On some OS/JDK combos, this can be picked up from environment  
variables (ack.)

> but
> you're right that the back end could be anything. Honestly, the real  
> answer
> here is that this should *NOT* be a string at all -- it should be a  
> sequence
> of bytes. RemoteContentFetcher should not care about encoding. What  
> if I'm
> using this to fetch non-text data, such as an image file, for the open
> proxy?

+1, but this context is about converting to JSON, right?  So you can't  
just push bytes through.

>
>
> For text data (such as what you would fetch from  
> gadgets.io.makeRequest), it
> should always be utf-8. This does mean that we need to do encoding  
> detection
> / conversion in here. It has nothing to do with "non-English" web  
> sites, but
> rather websites which use regional character encodings (ISO-8859-1  
> probably
> being the most problematic since it "looks like" ASCII or UTF8 until  
> you
> start using diacritics; BIG5 is another likely problem for chinese  
> language
> sites).
>
> I'll open up a JIRA issue for this, but I wanted to see whether anyone
>> had proposals for a solution.  The fix will probably involve using
>> CharsetDecoder, so we at least have well-defined behavior.  How we
>> pick the CharsetDecoder to use is an open question.  What to do when
>> the CharsetDecoding fails is another issue.  I'm tempted to put in a
>> quick fix that specifies UTF-8 for the character set.  That will
>> prevent anyone from depending on the current undefined behavior while
>> we work out what should happen.
>
>
> If it can't be converted to utf8, or we can't detect the encoding,  
> we simply
> fail the request.

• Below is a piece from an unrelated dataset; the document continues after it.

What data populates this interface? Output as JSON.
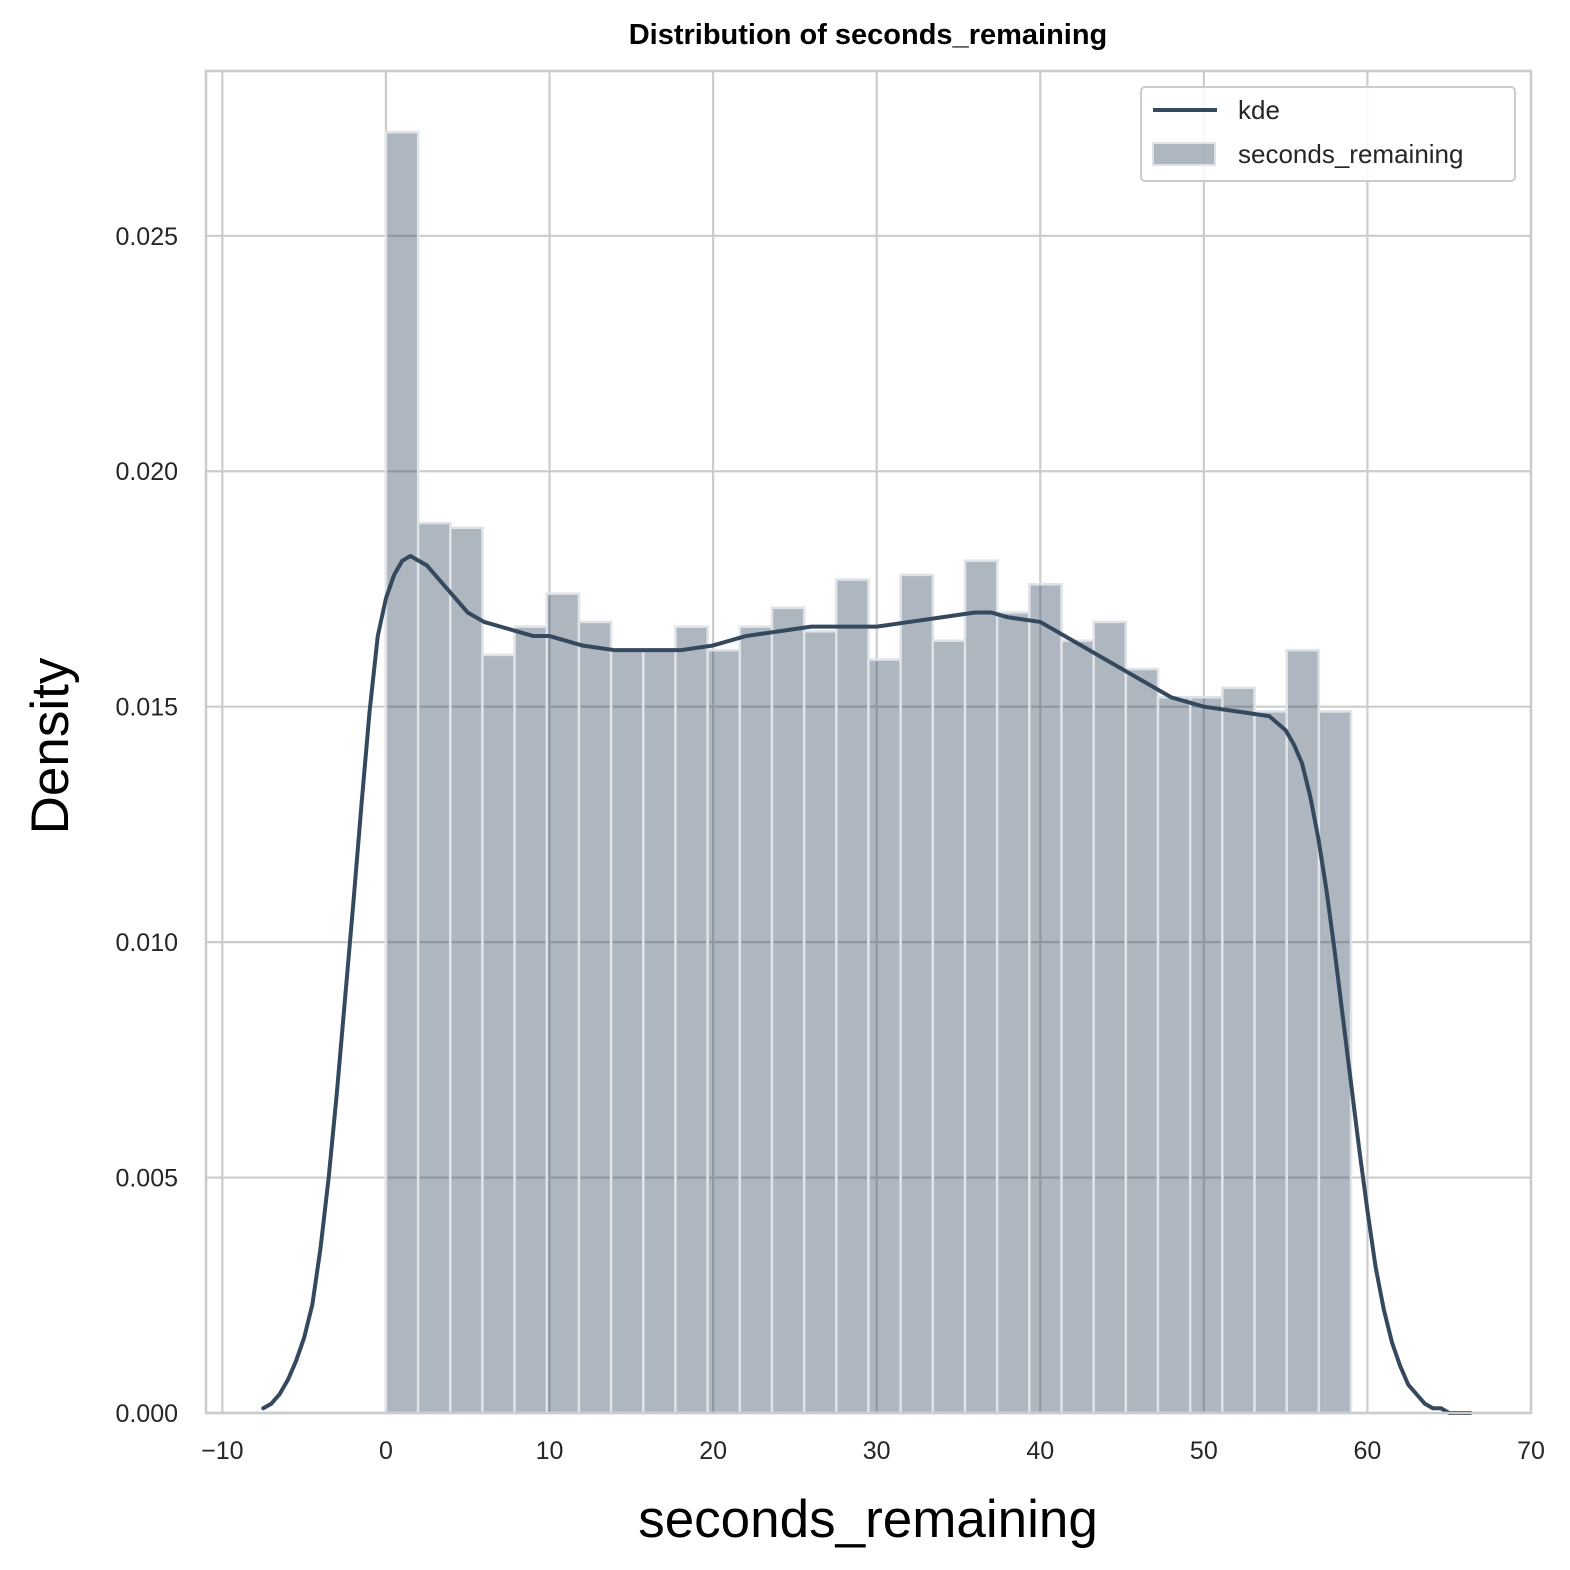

This is consistent with the behavior on igoogle  
> today.
+1.
Well behaved origins should declare their source charset encoding  
(though with text/XML it can admittedly get Byzantine).  Ones that  
don't do not should get 'best effort' at most.

Re: RemoteContentFetcher and i18n

Posted by Kevin Brown <et...@google.com>.
On Feb 1, 2008 12:41 PM, Brian Eaton <be...@google.com> wrote:

> The current fetchJson implementation uses "new
> String(results.getByteArray())" to convert the response bytes to a
> string for inclusion in the JSON reply to the gadget.  The behavior of
> new String(byte[]) is undefined "when the given bytes are not valid in
> the default charset".
>
> The default charset could be anything, and the returned bytes from the
> remote server could also be anything.  This is likely to cause
> problems (data corruption) for gadgets fetching data from non-english
> web sites.


The default charset is almost always utf-8 in practice (unless you've done
something particularly bizarre, like modifying system properties), but
you're right that the back end could be anything. Honestly, the real answer
here is that this should *NOT* be a string at all -- it should be a sequence
of bytes. RemoteContentFetcher should not care about encoding. What if I'm
using this to fetch non-text data, such as an image file, for the open
proxy?

For text data (such as what you would fetch from gadgets.io.makeRequest), it
should always be utf-8. This does mean that we need to do encoding detection
/ conversion in here. It has nothing to do with "non-English" web sites, but
rather websites which use regional character encodings (ISO-8859-1 probably
being the most problematic since it "looks like" ASCII or UTF8 until you
start using diacritics; BIG5 is another likely problem for chinese language
sites).

I'll open up a JIRA issue for this, but I wanted to see whether anyone
> had proposals for a solution.  The fix will probably involve using
> CharsetDecoder, so we at least have well-defined behavior.  How we
> pick the CharsetDecoder to use is an open question.  What to do when
> the CharsetDecoding fails is another issue.  I'm tempted to put in a
> quick fix that specifies UTF-8 for the character set.  That will
> prevent anyone from depending on the current undefined behavior while
> we work out what should happen.


If it can't be converted to utf8, or we can't detect the encoding, we simply
fail the request. This is consistent with the behavior on igoogle today.